Indonesia's Budget Tested Amid Iran vs US-Israel Conflict
Jakarta – The Middle East conflict between the United States, Israel, and Iran has triggered a surge in global oil prices and strained Indonesia’s state budget (APBN). The price of West Texas Intermediate (WTI) crude oil reached US$100 per barrel in early March 2026, affecting APBN deficit calculations.
“Each US$1 per barrel increase in crude oil prices adds Rp10.3 trillion to energy subsidy expenditure, but also raises government revenues by Rp3.5 trillion. This means the budget deficit increases by approximately Rp6.8 trillion per dollar of oil price rise,” said Christiantoko, Executive Director of the Next Indonesia Center, in Jakarta on Sunday 15 March 2026.
A simulation by the Next Indonesia Center indicates that if the conflict continues for six months and oil prices rise by an average of 21.66% from the 2026 budget assumption of US$70 per barrel, oil prices could reach US$85.2 per barrel.
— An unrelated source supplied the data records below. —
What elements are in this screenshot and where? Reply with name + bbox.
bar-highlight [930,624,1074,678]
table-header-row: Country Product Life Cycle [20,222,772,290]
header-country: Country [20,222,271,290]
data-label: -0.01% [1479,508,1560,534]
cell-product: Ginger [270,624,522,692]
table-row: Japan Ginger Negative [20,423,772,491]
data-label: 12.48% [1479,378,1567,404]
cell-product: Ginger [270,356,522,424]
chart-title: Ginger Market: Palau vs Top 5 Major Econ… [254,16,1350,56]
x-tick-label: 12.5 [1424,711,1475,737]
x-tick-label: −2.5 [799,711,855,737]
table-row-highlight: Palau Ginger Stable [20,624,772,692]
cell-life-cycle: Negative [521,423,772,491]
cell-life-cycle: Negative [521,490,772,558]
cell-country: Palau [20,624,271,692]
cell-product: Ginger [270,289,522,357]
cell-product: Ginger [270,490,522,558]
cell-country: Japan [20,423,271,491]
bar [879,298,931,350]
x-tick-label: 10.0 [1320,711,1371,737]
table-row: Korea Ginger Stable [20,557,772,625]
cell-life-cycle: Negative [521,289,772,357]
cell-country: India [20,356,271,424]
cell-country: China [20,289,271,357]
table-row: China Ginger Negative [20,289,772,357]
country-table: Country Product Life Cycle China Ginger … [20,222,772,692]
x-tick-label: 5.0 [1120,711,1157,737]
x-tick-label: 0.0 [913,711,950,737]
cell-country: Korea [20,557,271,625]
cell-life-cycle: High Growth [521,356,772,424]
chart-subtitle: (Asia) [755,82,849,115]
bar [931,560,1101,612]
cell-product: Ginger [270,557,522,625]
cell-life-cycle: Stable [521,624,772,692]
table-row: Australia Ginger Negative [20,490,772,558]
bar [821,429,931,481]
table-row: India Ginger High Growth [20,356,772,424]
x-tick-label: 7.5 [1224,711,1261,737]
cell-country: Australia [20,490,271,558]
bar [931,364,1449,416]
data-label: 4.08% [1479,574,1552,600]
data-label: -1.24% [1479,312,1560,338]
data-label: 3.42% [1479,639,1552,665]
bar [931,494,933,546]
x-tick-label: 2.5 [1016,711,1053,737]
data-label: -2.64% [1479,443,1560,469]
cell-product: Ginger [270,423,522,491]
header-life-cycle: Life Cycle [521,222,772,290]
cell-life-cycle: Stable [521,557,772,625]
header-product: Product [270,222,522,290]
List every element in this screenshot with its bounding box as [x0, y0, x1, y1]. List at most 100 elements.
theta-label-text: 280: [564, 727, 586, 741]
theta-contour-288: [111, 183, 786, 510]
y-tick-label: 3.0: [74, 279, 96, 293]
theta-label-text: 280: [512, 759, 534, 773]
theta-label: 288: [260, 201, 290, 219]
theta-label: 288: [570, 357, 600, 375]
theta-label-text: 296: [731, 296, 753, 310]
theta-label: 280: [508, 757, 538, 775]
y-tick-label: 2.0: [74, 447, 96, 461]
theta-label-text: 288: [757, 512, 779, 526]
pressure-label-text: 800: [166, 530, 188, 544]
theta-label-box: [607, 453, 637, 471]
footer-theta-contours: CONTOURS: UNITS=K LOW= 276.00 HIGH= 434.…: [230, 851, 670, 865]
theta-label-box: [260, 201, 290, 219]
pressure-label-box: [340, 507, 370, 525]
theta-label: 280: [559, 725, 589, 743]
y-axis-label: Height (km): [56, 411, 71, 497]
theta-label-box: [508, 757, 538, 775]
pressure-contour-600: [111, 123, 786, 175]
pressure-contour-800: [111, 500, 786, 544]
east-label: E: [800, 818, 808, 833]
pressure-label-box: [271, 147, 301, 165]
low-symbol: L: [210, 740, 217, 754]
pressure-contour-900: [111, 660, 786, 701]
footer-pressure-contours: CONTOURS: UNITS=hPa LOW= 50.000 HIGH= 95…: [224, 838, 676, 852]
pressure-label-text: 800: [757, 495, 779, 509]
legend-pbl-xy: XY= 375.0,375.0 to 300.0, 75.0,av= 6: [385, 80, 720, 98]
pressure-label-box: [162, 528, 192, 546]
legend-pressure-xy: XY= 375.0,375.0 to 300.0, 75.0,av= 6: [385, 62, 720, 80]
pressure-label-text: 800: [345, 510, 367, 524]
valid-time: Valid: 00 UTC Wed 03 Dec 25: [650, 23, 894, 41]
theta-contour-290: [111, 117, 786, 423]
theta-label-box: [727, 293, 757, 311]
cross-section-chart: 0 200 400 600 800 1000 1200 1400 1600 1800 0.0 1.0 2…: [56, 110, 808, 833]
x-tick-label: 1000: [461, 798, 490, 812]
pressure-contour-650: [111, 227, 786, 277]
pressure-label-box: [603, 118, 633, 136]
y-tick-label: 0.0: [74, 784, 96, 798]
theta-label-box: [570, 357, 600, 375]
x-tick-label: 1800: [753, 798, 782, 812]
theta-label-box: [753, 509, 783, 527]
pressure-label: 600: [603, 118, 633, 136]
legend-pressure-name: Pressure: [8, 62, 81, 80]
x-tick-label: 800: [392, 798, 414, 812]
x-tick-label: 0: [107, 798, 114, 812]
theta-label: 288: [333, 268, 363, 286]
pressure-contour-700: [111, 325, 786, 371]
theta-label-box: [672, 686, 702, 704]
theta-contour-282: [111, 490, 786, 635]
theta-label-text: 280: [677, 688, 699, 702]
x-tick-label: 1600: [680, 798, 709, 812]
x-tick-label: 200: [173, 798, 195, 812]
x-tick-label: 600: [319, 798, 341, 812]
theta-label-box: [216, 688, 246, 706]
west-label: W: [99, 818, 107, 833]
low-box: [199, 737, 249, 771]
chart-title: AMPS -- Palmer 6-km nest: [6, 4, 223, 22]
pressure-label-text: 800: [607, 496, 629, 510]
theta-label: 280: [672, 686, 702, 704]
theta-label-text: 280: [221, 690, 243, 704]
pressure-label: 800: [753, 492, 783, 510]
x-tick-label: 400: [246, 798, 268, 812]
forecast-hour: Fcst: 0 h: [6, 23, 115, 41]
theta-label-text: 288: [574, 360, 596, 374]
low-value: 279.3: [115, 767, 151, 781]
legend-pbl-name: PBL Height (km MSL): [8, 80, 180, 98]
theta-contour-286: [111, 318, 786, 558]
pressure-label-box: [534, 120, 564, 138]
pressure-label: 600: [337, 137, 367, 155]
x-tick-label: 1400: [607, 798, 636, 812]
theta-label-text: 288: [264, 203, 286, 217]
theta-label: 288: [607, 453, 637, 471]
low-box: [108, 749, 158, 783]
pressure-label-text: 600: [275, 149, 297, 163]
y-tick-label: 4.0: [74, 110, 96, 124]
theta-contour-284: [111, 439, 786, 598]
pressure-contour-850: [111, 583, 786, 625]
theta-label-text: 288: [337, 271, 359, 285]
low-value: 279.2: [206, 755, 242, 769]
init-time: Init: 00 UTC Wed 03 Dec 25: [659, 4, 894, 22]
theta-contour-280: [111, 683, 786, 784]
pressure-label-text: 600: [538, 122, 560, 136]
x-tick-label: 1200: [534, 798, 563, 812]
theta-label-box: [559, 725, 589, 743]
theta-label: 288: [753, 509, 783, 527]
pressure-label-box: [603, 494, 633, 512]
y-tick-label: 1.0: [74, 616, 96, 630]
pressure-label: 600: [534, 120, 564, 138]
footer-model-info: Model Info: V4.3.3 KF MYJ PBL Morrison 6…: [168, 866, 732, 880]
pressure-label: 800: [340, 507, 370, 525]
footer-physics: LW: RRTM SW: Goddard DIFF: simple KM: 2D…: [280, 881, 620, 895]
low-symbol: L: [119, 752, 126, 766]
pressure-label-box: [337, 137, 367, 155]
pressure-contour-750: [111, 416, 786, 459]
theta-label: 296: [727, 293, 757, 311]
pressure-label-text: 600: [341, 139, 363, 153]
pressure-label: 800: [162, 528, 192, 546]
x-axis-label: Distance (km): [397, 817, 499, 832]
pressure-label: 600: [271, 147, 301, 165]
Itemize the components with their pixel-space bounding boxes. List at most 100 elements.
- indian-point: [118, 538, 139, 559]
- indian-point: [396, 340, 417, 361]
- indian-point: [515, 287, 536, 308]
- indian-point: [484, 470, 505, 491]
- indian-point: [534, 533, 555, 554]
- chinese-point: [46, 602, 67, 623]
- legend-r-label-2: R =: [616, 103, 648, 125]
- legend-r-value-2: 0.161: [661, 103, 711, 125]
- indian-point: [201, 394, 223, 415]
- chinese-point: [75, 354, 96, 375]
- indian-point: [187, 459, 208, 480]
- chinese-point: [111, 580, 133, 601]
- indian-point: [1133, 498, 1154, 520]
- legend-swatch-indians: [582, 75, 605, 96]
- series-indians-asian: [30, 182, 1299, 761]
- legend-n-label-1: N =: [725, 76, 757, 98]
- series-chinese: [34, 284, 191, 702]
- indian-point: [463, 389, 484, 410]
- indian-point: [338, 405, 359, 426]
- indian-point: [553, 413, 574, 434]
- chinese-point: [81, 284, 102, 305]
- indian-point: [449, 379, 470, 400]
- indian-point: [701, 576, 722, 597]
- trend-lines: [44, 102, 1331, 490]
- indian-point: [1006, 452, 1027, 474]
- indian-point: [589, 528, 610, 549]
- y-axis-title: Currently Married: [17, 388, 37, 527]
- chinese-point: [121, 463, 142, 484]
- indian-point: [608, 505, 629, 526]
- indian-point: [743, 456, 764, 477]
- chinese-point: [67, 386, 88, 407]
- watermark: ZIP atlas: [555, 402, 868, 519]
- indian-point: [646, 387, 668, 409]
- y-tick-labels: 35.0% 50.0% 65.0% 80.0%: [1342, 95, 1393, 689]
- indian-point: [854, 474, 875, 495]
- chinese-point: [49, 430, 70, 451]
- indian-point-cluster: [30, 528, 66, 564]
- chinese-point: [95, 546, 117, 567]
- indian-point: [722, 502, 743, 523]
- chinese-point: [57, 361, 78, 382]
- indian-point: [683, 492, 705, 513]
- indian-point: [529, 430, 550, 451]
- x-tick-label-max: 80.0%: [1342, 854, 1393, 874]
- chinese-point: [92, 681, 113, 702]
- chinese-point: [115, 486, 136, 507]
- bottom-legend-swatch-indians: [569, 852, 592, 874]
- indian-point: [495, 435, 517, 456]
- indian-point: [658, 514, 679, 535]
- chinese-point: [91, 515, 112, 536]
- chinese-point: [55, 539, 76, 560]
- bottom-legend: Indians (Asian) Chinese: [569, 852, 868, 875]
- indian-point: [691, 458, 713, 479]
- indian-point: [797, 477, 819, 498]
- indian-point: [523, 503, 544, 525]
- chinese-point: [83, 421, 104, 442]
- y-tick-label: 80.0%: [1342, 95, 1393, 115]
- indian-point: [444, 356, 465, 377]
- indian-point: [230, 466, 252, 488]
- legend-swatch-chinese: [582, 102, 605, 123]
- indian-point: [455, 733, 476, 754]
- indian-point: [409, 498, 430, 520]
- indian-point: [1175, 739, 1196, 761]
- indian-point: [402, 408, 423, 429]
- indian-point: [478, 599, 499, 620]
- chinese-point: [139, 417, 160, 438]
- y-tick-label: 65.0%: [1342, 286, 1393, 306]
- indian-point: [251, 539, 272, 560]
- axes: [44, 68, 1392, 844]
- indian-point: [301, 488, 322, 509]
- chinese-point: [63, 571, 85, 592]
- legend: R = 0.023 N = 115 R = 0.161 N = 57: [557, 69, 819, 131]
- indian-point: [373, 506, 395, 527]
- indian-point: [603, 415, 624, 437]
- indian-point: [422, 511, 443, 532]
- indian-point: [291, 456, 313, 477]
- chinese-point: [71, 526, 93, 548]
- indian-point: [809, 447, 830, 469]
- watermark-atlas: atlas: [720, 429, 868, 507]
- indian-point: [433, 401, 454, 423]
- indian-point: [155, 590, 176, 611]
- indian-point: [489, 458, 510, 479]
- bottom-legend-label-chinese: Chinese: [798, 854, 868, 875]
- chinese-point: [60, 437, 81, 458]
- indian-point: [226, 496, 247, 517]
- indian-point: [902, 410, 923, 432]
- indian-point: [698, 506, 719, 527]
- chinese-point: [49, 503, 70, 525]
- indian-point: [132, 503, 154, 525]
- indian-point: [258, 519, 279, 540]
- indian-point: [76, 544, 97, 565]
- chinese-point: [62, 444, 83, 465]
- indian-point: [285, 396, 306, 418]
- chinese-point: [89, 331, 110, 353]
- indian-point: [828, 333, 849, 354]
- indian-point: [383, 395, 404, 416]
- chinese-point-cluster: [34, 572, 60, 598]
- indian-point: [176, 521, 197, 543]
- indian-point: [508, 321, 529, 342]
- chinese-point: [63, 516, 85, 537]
Under these conditions, the APBN deficit could increase from Rp689.2 trillion to Rp740.7 trillion, or 2.88% of GDP. “This deficit remains below the 3% maximum limit set by the State Finance Law, but it requires caution if prices rise 35%,” Christiantoko added.
To safeguard budget resilience, Christiantoko recommended efficiency in government ministry and agency expenditure not directly serving the public. Goods and services spending, which has risen to Rp141.8 trillion, should become a focus for cost savings. Energy subsidy reform is also pressing, as current fuel oil and liquefied petroleum gas subsidies largely benefit high-income groups. “The potential for better-targeted subsidy reallocation reaches Rp133.5 trillion, which could strengthen the APBN,” he said.
Additionally, leveraging state investments through state-owned enterprises and investment management bodies such as Danantara can create stable additional revenue sources. Singapore’s Net Investment Returns Contribution (NIRC) model could serve as a reference for mitigating the impact of global energy price fluctuations.
Christiantoko also emphasised the importance of public confidence. “The government must demonstrate a willingness to share the burden, such as cutting official facilities, enforcing anti-corruption laws, and implementing fair policies. Strong public support will help maintain national economic stability amid global pressures,” he explained.
With strategies centred on expenditure efficiency, subsidy reform, and enhanced use of state investments, Indonesia’s budget is expected to withstand shocks from global energy prices whilst maintaining public trust in government fiscal policy.